Jardin partagé de la Grande Borne : des jeunes volontaires au service du quartier
L’après-midi, les deux minibus prennent la direction de la Grande Borne, à quelques minutes seulement. Au milieu des immeubles colorés, dans ce quartier populaire de la ville, un jardin partagé de 250 m² reprend peu à peu vie. Créé en 2013 à l’initiative d’habitants, il avait été progressivement délaissé avant que la Ferme Saint-Lazare ne reprenne le projet en main. Les anciennes parcelles ont laissé place à des bacs en bois, une clôture a récemment été installée et d’autres aménagements, notamment l’arrivée de l’eau directement sur le site, sont prévus dans les prochains mois.

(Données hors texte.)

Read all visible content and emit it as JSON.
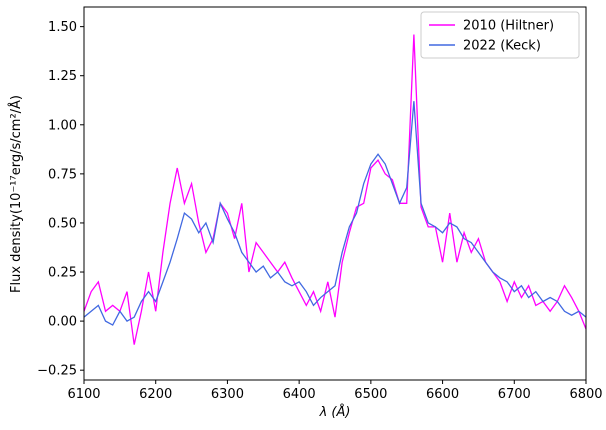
{
  "chart_data": {
    "type": "line",
    "xlabel": "λ (Å)",
    "ylabel": "Flux density(10⁻¹⁷erg/s/cm²/Å)",
    "x": [
      6100,
      6110,
      6120,
      6130,
      6140,
      6150,
      6160,
      6170,
      6180,
      6190,
      6200,
      6210,
      6220,
      6230,
      6240,
      6250,
      6260,
      6270,
      6280,
      6290,
      6300,
      6310,
      6320,
      6330,
      6340,
      6350,
      6360,
      6370,
      6380,
      6390,
      6400,
      6410,
      6420,
      6430,
      6440,
      6450,
      6460,
      6470,
      6480,
      6490,
      6500,
      6510,
      6520,
      6530,
      6540,
      6550,
      6560,
      6570,
      6580,
      6590,
      6600,
      6610,
      6620,
      6630,
      6640,
      6650,
      6660,
      6670,
      6680,
      6690,
      6700,
      6710,
      6720,
      6730,
      6740,
      6750,
      6760,
      6770,
      6780,
      6790,
      6800
    ],
    "series": [
      {
        "name": "2010 (Hiltner)",
        "color": "#ff00ff",
        "values": [
          0.05,
          0.15,
          0.2,
          0.05,
          0.08,
          0.05,
          0.15,
          -0.12,
          0.05,
          0.25,
          0.05,
          0.35,
          0.6,
          0.78,
          0.6,
          0.7,
          0.5,
          0.35,
          0.42,
          0.6,
          0.55,
          0.42,
          0.6,
          0.25,
          0.4,
          0.35,
          0.3,
          0.25,
          0.3,
          0.22,
          0.15,
          0.08,
          0.15,
          0.05,
          0.2,
          0.02,
          0.3,
          0.45,
          0.58,
          0.6,
          0.78,
          0.82,
          0.75,
          0.72,
          0.6,
          0.6,
          1.46,
          0.58,
          0.48,
          0.48,
          0.3,
          0.55,
          0.3,
          0.45,
          0.35,
          0.42,
          0.3,
          0.25,
          0.2,
          0.1,
          0.2,
          0.12,
          0.18,
          0.08,
          0.1,
          0.05,
          0.1,
          0.18,
          0.12,
          0.05,
          -0.04
        ]
      },
      {
        "name": "2022 (Keck)",
        "color": "#4169e1",
        "values": [
          0.02,
          0.05,
          0.08,
          0.0,
          -0.02,
          0.05,
          0.0,
          0.02,
          0.1,
          0.15,
          0.1,
          0.2,
          0.3,
          0.42,
          0.55,
          0.52,
          0.45,
          0.5,
          0.4,
          0.6,
          0.52,
          0.45,
          0.35,
          0.3,
          0.25,
          0.28,
          0.22,
          0.25,
          0.2,
          0.18,
          0.2,
          0.15,
          0.08,
          0.12,
          0.15,
          0.18,
          0.35,
          0.48,
          0.55,
          0.7,
          0.8,
          0.85,
          0.8,
          0.7,
          0.6,
          0.68,
          1.12,
          0.6,
          0.5,
          0.48,
          0.45,
          0.5,
          0.48,
          0.42,
          0.4,
          0.35,
          0.3,
          0.25,
          0.22,
          0.2,
          0.15,
          0.18,
          0.12,
          0.15,
          0.1,
          0.12,
          0.1,
          0.05,
          0.03,
          0.05,
          0.02
        ]
      }
    ],
    "xlim": [
      6100,
      6800
    ],
    "xticks": [
      6100,
      6200,
      6300,
      6400,
      6500,
      6600,
      6700,
      6800
    ],
    "ylim": [
      -0.3,
      1.6
    ],
    "yticks": [
      {
        "value": -0.25,
        "label": "−0.25"
      },
      {
        "value": 0,
        "label": "0.00"
      },
      {
        "value": 0.25,
        "label": "0.25"
      },
      {
        "value": 0.5,
        "label": "0.50"
      },
      {
        "value": 0.75,
        "label": "0.75"
      },
      {
        "value": 1,
        "label": "1.00"
      },
      {
        "value": 1.25,
        "label": "1.25"
      },
      {
        "value": 1.5,
        "label": "1.50"
      }
    ],
    "legend": "upper right"
  }
}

Dans le jardin partagé de la Grande Borne, à Grigny, où les jeunes volontaires participent à l’entretien des lieux. © DR
Les jeunes se répartissent spontanément en quatre équipes. Les uns désherbent, les autres repeignent les bacs, ramassent les déchets ou arrosent les plantations. Claire, jeune volontaire française s’active à la fontaine pour remplir les arrosoirs. Elle vient en voisine, puisqu’elle habite dans une autre ville d’Essonne, à quelques pas de là. Habituée des chantiers de volontaires, elle semble particulièrement à l’aise dans celui-ci : « Je voulais rencontrer des jeunes d’autres pays, et c’est sympa de comprendre comment fonctionne une ferme. Ici, on apprend en faisant. »

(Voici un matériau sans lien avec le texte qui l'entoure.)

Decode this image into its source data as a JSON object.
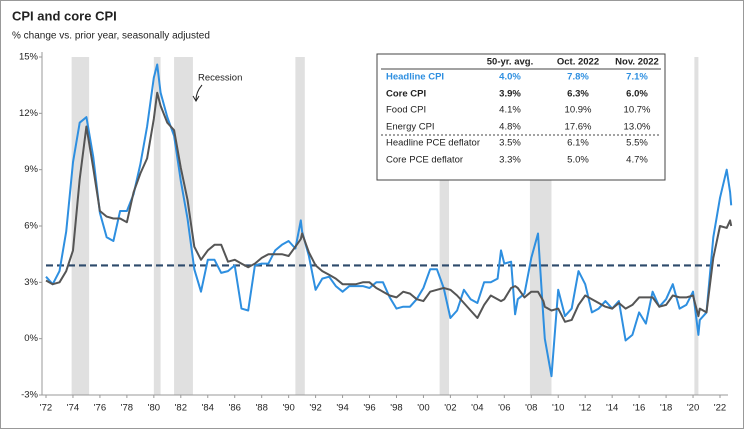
{
  "chart_data": {
    "type": "line",
    "title": "CPI and core CPI",
    "subtitle": "% change vs. prior year, seasonally adjusted",
    "annotation": "Recession",
    "x": [
      1972,
      1972.5,
      1973,
      1973.5,
      1974,
      1974.5,
      1975,
      1975.5,
      1976,
      1976.5,
      1977,
      1977.5,
      1978,
      1978.5,
      1979,
      1979.5,
      1980,
      1980.25,
      1980.5,
      1981,
      1981.5,
      1982,
      1982.5,
      1983,
      1983.5,
      1984,
      1984.5,
      1985,
      1985.5,
      1986,
      1986.5,
      1987,
      1987.5,
      1988,
      1988.5,
      1989,
      1989.5,
      1990,
      1990.5,
      1990.9,
      1991,
      1991.5,
      1992,
      1992.5,
      1993,
      1993.5,
      1994,
      1994.5,
      1995,
      1995.5,
      1996,
      1996.5,
      1997,
      1997.5,
      1998,
      1998.5,
      1999,
      1999.5,
      2000,
      2000.5,
      2001,
      2001.5,
      2002,
      2002.5,
      2003,
      2003.5,
      2004,
      2004.5,
      2005,
      2005.5,
      2005.75,
      2006,
      2006.5,
      2006.8,
      2007,
      2007.5,
      2008,
      2008.5,
      2008.9,
      2009,
      2009.5,
      2010,
      2010.5,
      2011,
      2011.5,
      2012,
      2012.5,
      2013,
      2013.5,
      2014,
      2014.5,
      2015,
      2015.5,
      2016,
      2016.5,
      2017,
      2017.5,
      2018,
      2018.5,
      2019,
      2019.5,
      2020,
      2020.4,
      2020.5,
      2021,
      2021.5,
      2022,
      2022.5,
      2022.75,
      2022.83
    ],
    "series": [
      {
        "name": "Headline CPI",
        "color": "#2e8fe0",
        "values": [
          3.3,
          2.9,
          3.6,
          5.7,
          9.4,
          11.5,
          11.8,
          9.7,
          6.7,
          5.4,
          5.2,
          6.8,
          6.8,
          7.7,
          9.3,
          11.3,
          13.9,
          14.6,
          13.1,
          11.8,
          10.8,
          8.4,
          6.4,
          3.7,
          2.5,
          4.2,
          4.2,
          3.5,
          3.6,
          3.9,
          1.6,
          1.5,
          3.9,
          4.0,
          4.0,
          4.7,
          5.0,
          5.2,
          4.8,
          6.3,
          5.7,
          4.4,
          2.6,
          3.2,
          3.3,
          2.8,
          2.5,
          2.8,
          2.8,
          2.8,
          2.7,
          3.0,
          3.0,
          2.2,
          1.6,
          1.7,
          1.7,
          2.1,
          2.7,
          3.7,
          3.7,
          2.7,
          1.1,
          1.5,
          2.6,
          2.1,
          1.9,
          3.0,
          3.0,
          3.2,
          4.7,
          4.0,
          4.1,
          1.3,
          2.1,
          2.4,
          4.3,
          5.6,
          1.1,
          0.0,
          -2.0,
          2.6,
          1.2,
          1.6,
          3.6,
          2.9,
          1.4,
          1.6,
          2.0,
          1.6,
          2.0,
          -0.1,
          0.2,
          1.4,
          0.8,
          2.5,
          1.7,
          2.1,
          2.9,
          1.6,
          1.8,
          2.5,
          0.2,
          1.0,
          1.4,
          5.4,
          7.5,
          9.0,
          7.8,
          7.1
        ]
      },
      {
        "name": "Core CPI",
        "color": "#555555",
        "values": [
          3.1,
          2.9,
          3.0,
          3.6,
          4.7,
          8.5,
          11.3,
          9.1,
          6.8,
          6.5,
          6.4,
          6.4,
          6.2,
          7.8,
          8.8,
          9.6,
          11.7,
          13.1,
          12.4,
          11.5,
          11.1,
          9.1,
          7.4,
          4.9,
          4.2,
          4.7,
          5.0,
          5.0,
          4.1,
          4.2,
          4.0,
          3.8,
          4.0,
          4.3,
          4.5,
          4.5,
          4.5,
          4.4,
          4.9,
          5.3,
          5.6,
          4.6,
          3.9,
          3.6,
          3.4,
          3.2,
          2.9,
          2.9,
          2.9,
          3.0,
          3.0,
          2.7,
          2.5,
          2.3,
          2.2,
          2.5,
          2.4,
          2.1,
          2.0,
          2.5,
          2.6,
          2.7,
          2.6,
          2.3,
          1.9,
          1.5,
          1.1,
          1.8,
          2.3,
          2.1,
          2.0,
          2.1,
          2.7,
          2.8,
          2.7,
          2.2,
          2.5,
          2.5,
          2.0,
          1.7,
          1.5,
          1.6,
          0.9,
          1.0,
          1.8,
          2.3,
          2.1,
          1.9,
          1.7,
          1.6,
          1.9,
          1.6,
          1.8,
          2.2,
          2.2,
          2.2,
          1.7,
          1.8,
          2.3,
          2.2,
          2.2,
          2.3,
          1.2,
          1.6,
          1.4,
          4.3,
          6.0,
          5.9,
          6.3,
          6.0
        ]
      }
    ],
    "average_line": {
      "value": 3.9,
      "color": "#2d4a6b"
    },
    "recessions": [
      [
        1973.9,
        1975.2
      ],
      [
        1980.0,
        1980.5
      ],
      [
        1981.5,
        1982.9
      ],
      [
        1990.5,
        1991.2
      ],
      [
        2001.2,
        2001.9
      ],
      [
        2007.9,
        2009.5
      ],
      [
        2020.1,
        2020.4
      ]
    ],
    "xlim": [
      1972,
      2022
    ],
    "xticks": [
      {
        "value": 1972,
        "label": "'72"
      },
      {
        "value": 1974,
        "label": "'74"
      },
      {
        "value": 1976,
        "label": "'76"
      },
      {
        "value": 1978,
        "label": "'78"
      },
      {
        "value": 1980,
        "label": "'80"
      },
      {
        "value": 1982,
        "label": "'82"
      },
      {
        "value": 1984,
        "label": "'84"
      },
      {
        "value": 1986,
        "label": "'86"
      },
      {
        "value": 1988,
        "label": "'88"
      },
      {
        "value": 1990,
        "label": "'90"
      },
      {
        "value": 1992,
        "label": "'92"
      },
      {
        "value": 1994,
        "label": "'94"
      },
      {
        "value": 1996,
        "label": "'96"
      },
      {
        "value": 1998,
        "label": "'98"
      },
      {
        "value": 2000,
        "label": "'00"
      },
      {
        "value": 2002,
        "label": "'02"
      },
      {
        "value": 2004,
        "label": "'04"
      },
      {
        "value": 2006,
        "label": "'06"
      },
      {
        "value": 2008,
        "label": "'08"
      },
      {
        "value": 2010,
        "label": "'10"
      },
      {
        "value": 2012,
        "label": "'12"
      },
      {
        "value": 2014,
        "label": "'14"
      },
      {
        "value": 2016,
        "label": "'16"
      },
      {
        "value": 2018,
        "label": "'18"
      },
      {
        "value": 2020,
        "label": "'20"
      },
      {
        "value": 2022,
        "label": "'22"
      }
    ],
    "ylim": [
      -3,
      15
    ],
    "yticks": [
      {
        "value": -3,
        "label": "-3%"
      },
      {
        "value": 0,
        "label": "0%"
      },
      {
        "value": 3,
        "label": "3%"
      },
      {
        "value": 6,
        "label": "6%"
      },
      {
        "value": 9,
        "label": "9%"
      },
      {
        "value": 12,
        "label": "12%"
      },
      {
        "value": 15,
        "label": "15%"
      }
    ],
    "table": {
      "columns": [
        "50-yr. avg.",
        "Oct. 2022",
        "Nov. 2022"
      ],
      "rows": [
        [
          "Headline CPI",
          "4.0%",
          "7.8%",
          "7.1%"
        ],
        [
          "Core CPI",
          "3.9%",
          "6.3%",
          "6.0%"
        ],
        [
          "Food CPI",
          "4.1%",
          "10.9%",
          "10.7%"
        ],
        [
          "Energy CPI",
          "4.8%",
          "17.6%",
          "13.0%"
        ],
        [
          "Headline PCE deflator",
          "3.5%",
          "6.1%",
          "5.5%"
        ],
        [
          "Core PCE deflator",
          "3.3%",
          "5.0%",
          "4.7%"
        ]
      ]
    }
  }
}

Très vite, trois enfants du quartier franchissent le portail, intrigués. Ils demandent s’ils peuvent aider. Quelques minutes plus tard, les voilà équipés d’arrosoirs presque aussi grands qu’eux, sous l’œil bienveillant de Lucie et Pierrick.
Mathieu observe la scène avec satisfaction. « Quand des gens du quartier viennent spontanément participer, on se dit que le jardin remplit déjà son rôle. Il devient un lieu où l’on se rencontre, où l’on échange et où chacun trouve sa place. »

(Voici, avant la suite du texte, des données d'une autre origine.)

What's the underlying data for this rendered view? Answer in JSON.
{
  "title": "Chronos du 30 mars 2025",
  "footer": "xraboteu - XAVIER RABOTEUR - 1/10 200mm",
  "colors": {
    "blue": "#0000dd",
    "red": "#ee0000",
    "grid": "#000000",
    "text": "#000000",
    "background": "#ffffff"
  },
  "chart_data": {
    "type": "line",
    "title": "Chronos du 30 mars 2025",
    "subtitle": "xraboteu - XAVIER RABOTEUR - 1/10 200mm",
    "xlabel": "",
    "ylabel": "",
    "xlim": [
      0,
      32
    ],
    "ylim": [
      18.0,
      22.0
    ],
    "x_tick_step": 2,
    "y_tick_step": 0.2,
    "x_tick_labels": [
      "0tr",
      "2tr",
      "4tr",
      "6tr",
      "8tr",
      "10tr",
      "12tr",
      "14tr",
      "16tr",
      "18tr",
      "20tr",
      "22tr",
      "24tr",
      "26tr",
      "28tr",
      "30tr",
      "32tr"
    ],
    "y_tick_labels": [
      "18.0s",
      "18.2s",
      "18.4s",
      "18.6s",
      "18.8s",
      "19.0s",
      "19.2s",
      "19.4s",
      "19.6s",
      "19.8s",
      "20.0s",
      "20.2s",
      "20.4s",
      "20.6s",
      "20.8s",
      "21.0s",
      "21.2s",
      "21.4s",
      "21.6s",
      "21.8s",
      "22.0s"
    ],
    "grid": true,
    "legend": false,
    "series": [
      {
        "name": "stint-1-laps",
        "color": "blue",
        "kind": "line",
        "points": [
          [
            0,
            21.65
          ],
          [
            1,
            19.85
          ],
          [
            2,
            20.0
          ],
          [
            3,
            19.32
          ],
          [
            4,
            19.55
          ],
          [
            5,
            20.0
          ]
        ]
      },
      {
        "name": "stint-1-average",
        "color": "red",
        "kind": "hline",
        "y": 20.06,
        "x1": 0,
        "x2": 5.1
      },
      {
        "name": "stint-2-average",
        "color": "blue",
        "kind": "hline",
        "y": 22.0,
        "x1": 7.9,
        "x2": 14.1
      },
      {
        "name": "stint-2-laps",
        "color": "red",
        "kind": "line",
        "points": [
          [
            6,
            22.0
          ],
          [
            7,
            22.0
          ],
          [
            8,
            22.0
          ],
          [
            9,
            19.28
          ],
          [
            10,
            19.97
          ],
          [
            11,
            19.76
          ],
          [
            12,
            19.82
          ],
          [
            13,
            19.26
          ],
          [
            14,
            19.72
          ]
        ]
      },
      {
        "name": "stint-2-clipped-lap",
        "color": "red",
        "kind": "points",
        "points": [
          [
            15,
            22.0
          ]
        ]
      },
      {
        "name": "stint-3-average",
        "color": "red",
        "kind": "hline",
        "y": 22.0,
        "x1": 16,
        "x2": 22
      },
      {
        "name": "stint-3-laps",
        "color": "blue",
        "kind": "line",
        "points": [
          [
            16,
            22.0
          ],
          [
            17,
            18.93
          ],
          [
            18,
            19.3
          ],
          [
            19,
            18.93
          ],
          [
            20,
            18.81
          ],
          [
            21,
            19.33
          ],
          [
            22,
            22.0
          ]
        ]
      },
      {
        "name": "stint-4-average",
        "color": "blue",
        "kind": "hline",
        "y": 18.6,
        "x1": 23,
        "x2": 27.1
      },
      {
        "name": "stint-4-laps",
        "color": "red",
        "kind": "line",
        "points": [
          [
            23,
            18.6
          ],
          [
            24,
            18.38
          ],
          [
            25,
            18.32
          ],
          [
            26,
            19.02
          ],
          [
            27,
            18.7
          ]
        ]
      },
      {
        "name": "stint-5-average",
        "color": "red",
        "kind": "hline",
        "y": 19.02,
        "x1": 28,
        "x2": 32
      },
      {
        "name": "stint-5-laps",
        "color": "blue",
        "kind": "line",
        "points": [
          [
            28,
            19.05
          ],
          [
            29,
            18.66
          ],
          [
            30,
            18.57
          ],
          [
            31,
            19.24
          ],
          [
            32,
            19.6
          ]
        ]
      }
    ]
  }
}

Comme il fait très chaud, en ce début du mois d’août, la séance d’entretien du jardin est finalement écourtée. Les outils, gants, arrosoirs, et autres effets sont rangés, et les volontaires remontent dans les vans, fatigués mais souriants. Demain, ils reprendront le chantier, cuisineront ensemble, dormiront sous les arbres et continueront à faire vivre ce projet où le maraîchage n’est finalement qu’un point de départ. À la Ferme Saint-Lazare, on cultive bien des légumes, mais on y cultive aussi, chaque été, une autre manière de vivre ensemble.
La structure d'accueil
Implantée à Grigny (Essonne), la Ferme Saint-Lazare est une exploitation maraîchère biologique de 3000 m² à vocation pédagogique et sociale. Gérée par l’association Études & Chantiers Île-de-France, elle associe production agricole, sensibilisation à l’environnement et accompagnement de salariés en parcours d’insertion. Chaque année, elle accueille également des chantiers internationaux de volontaires qui participent à ses projets d’aménagement et de maraîchage. Études & Chantiers Île-de-France est membre du réseau Co-Travaux, lui-même adhérent au GIP France Volontaires.